| Novembre 2009 | ||||||||||
| L | M | M | J | V | S | D | ||||
| 1 | ||||||||||
| 2 | 3 | 4 | 5 | 6 | 7 | 8 | ||||
| 9 | 10 | 11 | 12 | 13 | 14 | 15 | ||||
| 16 | 17 | 18 | 19 | 20 | 21 | 22 | ||||
| 23 | 24 | 25 | 26 | 27 | 28 | 29 | ||||
| 30 | ||||||||||
|
||||||||||
Mindszenti, man of culture,
knows well that the bird is a being in charge of symbols, a friend, the source of a series of metaphors.
In Extreme-Orient, for example, the musics
make gladly descriptive, not in the sense of an imitation, but rather in the sense of an evocation, a musical and spiritual suggestion. The classical musics of Japan and China go to this
sense.In Japan, numerous musical pieces evoke the crane, the symbol of longevity, in its nest. The musicians can use it to suggest the difficulties of the life. The techniques of play, in
particular the tremors stage the crane: nesting, shouts, initiative and first steps of the young people, the flight, allocates young people when they are rather big. In China, an entitled piece
" wild goose arise on the beach ", one express the call of the wide. Played with the lute or with the zither, it describes minutely the arrival of the gooses, the flight in training, the
distant shouts, then them lengths circular mouvenents before landing. After the landing, they communicate between them, they feed, we feel the harmony of the group, the young people follow
their mothers. At the end, the evening falls and the serenity settles down in the group. These two pieces, the most famous, are enough to make the wealth understand suggestive of classical
educations of these two big countries. But there are other examples of course , in particular the description by the Chinese musicians of the fight between a bird of prey and a
swan.
Everywhere, but every time in a different way, we shall find a set of narrow links between birds and traditional musics. All the traditions that
they are oral or written, are revealing mythologies and cultures of popular faiths appropriate for every society. It is moreover interesting to notice, that the bird sometimes plays an active
role in the human society. And it is true both in the field of the work and of the leisure activities. The falconers of the world were certainly fascinated by the animal to their tales
and songs. It is an example closer to us which is the one of the role of the canary in mines. Here, it is the bird who sang for the man and if the miners had, throughout the world, immense
directories of songs and ballads, it is true that they sang more often the tragedies, the strikes and the difficulties of the work than some verse in homage to their winged companions in
misfortune.In Afganistan, the players of lute are persuaded that the music urges birds to sing. They do not, from then on, hesitate to take canaries in cage during their concerts or recordings.

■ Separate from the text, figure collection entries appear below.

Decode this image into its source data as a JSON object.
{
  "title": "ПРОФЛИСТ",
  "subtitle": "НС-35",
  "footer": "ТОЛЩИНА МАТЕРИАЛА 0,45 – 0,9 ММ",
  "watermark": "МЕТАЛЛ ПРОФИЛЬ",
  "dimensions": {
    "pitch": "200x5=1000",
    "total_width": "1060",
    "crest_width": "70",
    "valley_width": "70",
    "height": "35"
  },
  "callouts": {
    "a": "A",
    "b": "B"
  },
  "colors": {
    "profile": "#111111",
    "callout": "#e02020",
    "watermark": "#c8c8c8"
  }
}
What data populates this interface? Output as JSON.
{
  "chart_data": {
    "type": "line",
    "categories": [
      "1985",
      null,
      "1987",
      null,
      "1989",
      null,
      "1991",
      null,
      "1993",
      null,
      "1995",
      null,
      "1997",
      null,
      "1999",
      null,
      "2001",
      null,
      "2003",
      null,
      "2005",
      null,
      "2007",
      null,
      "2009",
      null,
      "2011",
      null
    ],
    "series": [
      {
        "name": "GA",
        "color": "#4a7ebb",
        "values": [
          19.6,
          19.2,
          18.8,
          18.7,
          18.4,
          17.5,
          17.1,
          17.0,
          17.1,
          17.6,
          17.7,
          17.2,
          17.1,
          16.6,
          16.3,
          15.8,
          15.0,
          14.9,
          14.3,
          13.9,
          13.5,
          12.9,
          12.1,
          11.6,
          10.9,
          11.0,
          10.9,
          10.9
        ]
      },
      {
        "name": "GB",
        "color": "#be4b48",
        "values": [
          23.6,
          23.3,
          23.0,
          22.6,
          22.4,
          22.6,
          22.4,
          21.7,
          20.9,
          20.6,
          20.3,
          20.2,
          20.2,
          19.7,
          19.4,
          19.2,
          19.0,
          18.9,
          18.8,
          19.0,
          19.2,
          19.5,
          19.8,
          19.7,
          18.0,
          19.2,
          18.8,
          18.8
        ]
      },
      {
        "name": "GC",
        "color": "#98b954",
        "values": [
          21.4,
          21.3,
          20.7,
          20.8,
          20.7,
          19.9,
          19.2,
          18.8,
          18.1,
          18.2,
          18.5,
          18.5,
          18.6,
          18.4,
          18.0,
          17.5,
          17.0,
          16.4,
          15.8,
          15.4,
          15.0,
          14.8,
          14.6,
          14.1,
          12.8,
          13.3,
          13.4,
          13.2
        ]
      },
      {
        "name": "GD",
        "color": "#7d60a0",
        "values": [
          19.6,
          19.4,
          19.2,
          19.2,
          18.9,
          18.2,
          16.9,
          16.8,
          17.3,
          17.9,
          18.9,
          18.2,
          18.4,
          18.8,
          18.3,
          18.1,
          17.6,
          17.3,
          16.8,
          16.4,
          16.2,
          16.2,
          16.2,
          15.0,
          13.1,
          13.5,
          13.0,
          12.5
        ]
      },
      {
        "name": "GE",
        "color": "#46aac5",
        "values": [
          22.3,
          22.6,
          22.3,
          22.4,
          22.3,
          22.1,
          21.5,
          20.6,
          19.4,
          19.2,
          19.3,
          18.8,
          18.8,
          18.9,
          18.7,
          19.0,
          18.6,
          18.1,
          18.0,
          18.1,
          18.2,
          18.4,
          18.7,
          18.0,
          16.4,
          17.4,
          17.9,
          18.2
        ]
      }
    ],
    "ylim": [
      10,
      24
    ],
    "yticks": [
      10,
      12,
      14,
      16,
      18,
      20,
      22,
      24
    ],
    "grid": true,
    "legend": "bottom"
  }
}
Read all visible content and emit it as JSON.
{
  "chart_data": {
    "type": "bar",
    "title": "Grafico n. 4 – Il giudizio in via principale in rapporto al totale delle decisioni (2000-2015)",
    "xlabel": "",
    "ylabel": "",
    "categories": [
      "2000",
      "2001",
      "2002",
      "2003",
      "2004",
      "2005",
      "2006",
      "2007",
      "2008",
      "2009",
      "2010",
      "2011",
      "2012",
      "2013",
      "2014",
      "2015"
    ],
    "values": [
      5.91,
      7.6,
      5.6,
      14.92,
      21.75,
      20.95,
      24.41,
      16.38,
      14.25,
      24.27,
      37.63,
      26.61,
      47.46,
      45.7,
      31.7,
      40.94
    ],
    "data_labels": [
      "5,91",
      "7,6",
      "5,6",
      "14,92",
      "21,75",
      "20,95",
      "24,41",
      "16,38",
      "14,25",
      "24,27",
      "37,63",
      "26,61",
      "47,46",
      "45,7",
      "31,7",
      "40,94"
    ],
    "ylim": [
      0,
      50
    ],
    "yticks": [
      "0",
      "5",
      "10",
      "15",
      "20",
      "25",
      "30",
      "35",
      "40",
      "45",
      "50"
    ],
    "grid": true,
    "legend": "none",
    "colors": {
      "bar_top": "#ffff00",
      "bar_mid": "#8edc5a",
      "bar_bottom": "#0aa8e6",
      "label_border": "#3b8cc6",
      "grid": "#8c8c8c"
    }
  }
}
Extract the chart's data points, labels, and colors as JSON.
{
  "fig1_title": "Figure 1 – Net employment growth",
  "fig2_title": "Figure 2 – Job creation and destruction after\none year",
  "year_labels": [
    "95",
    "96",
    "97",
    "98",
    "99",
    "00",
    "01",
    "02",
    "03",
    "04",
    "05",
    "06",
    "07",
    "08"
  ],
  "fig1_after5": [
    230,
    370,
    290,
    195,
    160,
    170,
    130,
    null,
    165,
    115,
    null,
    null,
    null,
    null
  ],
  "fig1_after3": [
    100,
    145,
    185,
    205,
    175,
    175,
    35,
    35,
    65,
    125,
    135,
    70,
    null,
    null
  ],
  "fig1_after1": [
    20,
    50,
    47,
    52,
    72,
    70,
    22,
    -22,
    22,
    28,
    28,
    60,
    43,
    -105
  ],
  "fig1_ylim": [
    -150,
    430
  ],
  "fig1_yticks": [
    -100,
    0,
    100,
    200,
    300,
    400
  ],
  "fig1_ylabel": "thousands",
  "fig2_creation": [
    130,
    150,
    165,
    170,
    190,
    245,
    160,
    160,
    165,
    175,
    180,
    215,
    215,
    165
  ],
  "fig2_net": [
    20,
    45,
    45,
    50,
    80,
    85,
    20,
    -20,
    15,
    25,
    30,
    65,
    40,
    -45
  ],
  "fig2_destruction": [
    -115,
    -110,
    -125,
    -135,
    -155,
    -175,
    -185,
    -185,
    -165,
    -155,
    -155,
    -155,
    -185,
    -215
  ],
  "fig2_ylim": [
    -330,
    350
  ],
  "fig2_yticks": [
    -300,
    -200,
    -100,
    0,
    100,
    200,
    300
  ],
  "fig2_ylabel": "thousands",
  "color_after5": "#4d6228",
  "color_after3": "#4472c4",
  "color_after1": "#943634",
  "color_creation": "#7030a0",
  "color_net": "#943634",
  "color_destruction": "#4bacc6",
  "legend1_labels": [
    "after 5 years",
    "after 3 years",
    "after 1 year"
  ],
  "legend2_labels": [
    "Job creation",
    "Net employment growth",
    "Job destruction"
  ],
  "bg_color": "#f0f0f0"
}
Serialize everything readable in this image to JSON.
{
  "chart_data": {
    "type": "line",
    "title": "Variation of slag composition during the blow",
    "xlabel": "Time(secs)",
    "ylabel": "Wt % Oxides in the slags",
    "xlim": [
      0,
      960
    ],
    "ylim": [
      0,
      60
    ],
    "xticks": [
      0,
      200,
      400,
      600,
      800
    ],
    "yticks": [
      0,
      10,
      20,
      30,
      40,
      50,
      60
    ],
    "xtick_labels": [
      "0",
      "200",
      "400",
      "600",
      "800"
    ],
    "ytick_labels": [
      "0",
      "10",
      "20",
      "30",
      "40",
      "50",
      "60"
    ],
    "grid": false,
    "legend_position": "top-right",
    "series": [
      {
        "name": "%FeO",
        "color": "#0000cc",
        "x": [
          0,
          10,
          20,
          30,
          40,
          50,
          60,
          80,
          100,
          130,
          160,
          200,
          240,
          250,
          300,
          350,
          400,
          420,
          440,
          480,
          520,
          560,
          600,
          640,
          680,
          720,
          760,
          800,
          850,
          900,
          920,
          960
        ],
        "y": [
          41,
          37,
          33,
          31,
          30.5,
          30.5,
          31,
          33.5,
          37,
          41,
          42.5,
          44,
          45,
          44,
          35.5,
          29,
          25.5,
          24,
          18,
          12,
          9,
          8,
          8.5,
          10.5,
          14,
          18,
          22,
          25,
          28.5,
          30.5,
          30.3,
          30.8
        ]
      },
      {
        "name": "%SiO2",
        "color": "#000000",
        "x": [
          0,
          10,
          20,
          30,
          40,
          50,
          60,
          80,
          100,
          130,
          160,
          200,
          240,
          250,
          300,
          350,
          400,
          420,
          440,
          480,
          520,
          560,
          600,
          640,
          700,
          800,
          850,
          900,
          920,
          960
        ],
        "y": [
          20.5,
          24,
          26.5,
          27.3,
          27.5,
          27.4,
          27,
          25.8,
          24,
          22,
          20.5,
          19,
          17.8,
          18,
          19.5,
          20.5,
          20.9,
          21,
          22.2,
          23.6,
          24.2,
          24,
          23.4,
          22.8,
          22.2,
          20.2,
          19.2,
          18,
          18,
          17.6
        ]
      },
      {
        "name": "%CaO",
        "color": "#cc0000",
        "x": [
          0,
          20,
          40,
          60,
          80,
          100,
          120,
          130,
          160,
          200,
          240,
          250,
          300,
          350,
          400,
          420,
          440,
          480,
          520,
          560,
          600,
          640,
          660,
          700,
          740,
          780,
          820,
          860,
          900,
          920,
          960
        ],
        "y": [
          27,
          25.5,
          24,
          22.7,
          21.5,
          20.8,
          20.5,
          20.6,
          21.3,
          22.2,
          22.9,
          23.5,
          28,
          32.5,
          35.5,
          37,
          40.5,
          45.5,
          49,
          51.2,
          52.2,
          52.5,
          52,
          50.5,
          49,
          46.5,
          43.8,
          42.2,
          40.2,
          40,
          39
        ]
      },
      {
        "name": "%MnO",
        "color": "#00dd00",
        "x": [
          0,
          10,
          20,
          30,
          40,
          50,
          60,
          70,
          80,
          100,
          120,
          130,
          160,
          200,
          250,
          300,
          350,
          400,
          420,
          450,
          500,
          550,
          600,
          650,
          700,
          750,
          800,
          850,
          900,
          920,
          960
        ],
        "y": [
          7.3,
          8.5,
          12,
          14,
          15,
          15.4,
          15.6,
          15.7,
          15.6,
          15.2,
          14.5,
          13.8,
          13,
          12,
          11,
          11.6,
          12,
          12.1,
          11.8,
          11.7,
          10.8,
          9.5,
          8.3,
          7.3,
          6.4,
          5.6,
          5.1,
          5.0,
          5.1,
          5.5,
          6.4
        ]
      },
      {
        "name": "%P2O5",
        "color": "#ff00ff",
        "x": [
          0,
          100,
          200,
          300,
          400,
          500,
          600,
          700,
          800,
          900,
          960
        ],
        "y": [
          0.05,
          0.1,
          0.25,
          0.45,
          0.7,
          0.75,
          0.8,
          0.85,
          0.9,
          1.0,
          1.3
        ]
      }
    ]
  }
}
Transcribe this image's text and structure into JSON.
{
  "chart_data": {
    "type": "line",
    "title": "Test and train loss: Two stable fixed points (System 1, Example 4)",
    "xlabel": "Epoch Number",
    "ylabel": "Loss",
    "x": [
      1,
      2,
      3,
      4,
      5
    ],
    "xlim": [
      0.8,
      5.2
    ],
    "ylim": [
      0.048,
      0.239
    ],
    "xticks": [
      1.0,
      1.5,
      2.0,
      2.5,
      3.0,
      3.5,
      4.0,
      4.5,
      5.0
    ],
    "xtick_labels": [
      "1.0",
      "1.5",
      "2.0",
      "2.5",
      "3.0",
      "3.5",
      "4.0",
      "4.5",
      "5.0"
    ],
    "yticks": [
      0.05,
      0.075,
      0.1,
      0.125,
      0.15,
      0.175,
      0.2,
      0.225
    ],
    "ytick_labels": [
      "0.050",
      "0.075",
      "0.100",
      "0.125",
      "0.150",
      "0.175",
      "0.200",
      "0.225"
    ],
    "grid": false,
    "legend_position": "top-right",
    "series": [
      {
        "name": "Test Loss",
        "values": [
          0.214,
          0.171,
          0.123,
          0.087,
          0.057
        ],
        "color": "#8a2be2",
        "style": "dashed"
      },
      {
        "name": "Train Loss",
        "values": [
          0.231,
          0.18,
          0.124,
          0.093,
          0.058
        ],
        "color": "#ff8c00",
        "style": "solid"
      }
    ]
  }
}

More the music is good, more birds are supposed to join it their singing. According to John Baily, " birds supply a kind of barometer of the quality of the music ".
These diverse examples remind at least that birds have a
language which the men knew how to understand or interpret. What appears as an evidence when we bend over the popular songs of most of the peoples of the world. A rural song, generally, which
conveyed with a lot of poetry and vividness the multiple roles played by birds in these diverse regional or national cultures.